Wearing sunglasses is one of the most effective ways to reduce the harmful effects of UV rays on your eyes. However, just throwing on any old pair that you can find might not be helpful. Instead, you’ll want to look for sunglasses that provide protection against 100% of UV-A and UVA-B rays. The best ophthalmologist can recommend a pair of sunglasses that also allows you to see clearly, especially if you need to wear corrective lenses. Pairing quality sunglasses with UV-ray protective contact lenses can help you double up on protection if you spend large amounts of time in the sun.
What Else Can You Do to Protect Your Vision?
While sunlight poses the most significant risk of exposing your eyes to UV rays, there are also indoor sources to watch out for. Welders should always wear special protective gear that includes helmets with UV-protective visors. Tanning salons are another hotbed for UV exposure. If you choose to tan, then make sure to cover your eyes during your session.

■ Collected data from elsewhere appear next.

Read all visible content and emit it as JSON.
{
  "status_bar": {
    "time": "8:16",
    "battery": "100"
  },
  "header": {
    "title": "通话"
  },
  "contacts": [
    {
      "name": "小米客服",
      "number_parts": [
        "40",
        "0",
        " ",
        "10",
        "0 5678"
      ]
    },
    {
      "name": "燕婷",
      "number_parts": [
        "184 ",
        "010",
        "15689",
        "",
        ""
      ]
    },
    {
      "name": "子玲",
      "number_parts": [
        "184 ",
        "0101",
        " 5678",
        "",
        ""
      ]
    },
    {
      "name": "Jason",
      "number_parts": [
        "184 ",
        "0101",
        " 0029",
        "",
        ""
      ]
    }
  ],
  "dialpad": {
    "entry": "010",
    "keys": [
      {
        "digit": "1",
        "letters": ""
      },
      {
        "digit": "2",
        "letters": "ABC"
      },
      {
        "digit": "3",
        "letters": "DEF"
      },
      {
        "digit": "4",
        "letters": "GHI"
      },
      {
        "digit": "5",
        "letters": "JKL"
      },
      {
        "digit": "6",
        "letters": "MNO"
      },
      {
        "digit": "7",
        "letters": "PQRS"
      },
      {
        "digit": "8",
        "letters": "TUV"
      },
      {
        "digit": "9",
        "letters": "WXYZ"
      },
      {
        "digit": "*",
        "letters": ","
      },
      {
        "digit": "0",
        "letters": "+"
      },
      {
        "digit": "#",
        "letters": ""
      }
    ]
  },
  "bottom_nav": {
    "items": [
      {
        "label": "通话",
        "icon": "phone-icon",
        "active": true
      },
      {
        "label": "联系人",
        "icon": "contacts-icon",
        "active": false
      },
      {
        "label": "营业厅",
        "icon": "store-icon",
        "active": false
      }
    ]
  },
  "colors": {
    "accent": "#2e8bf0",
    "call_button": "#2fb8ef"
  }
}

If you know that you’ve accumulated a large amount of sun exposure in your lifetime, or work in a career that involves UV rays indoors, then it is best to stay on top of your regular eye exams. If your eyes begin to show signs of UV ray damage, then a retinal disease specialist Brooklyn residents trust can recommend treatments that preserve your vision. For instance, thermal and micropulse therapy can aid in the treatment of macular degeneration so that you can continue to enjoy your favorite activities.
Today so much more is known about the effects of the sun on eye health. As you slather on the sunscreen, don’t forget to put on a pair of protective eyewear along with a wide-brimmed hat. If you do experience blurriness, pain, or other signs of sun damage, then schedule an eye exam right away. Often, sun damage can be treated before it leads to long-term issues that can include vision loss.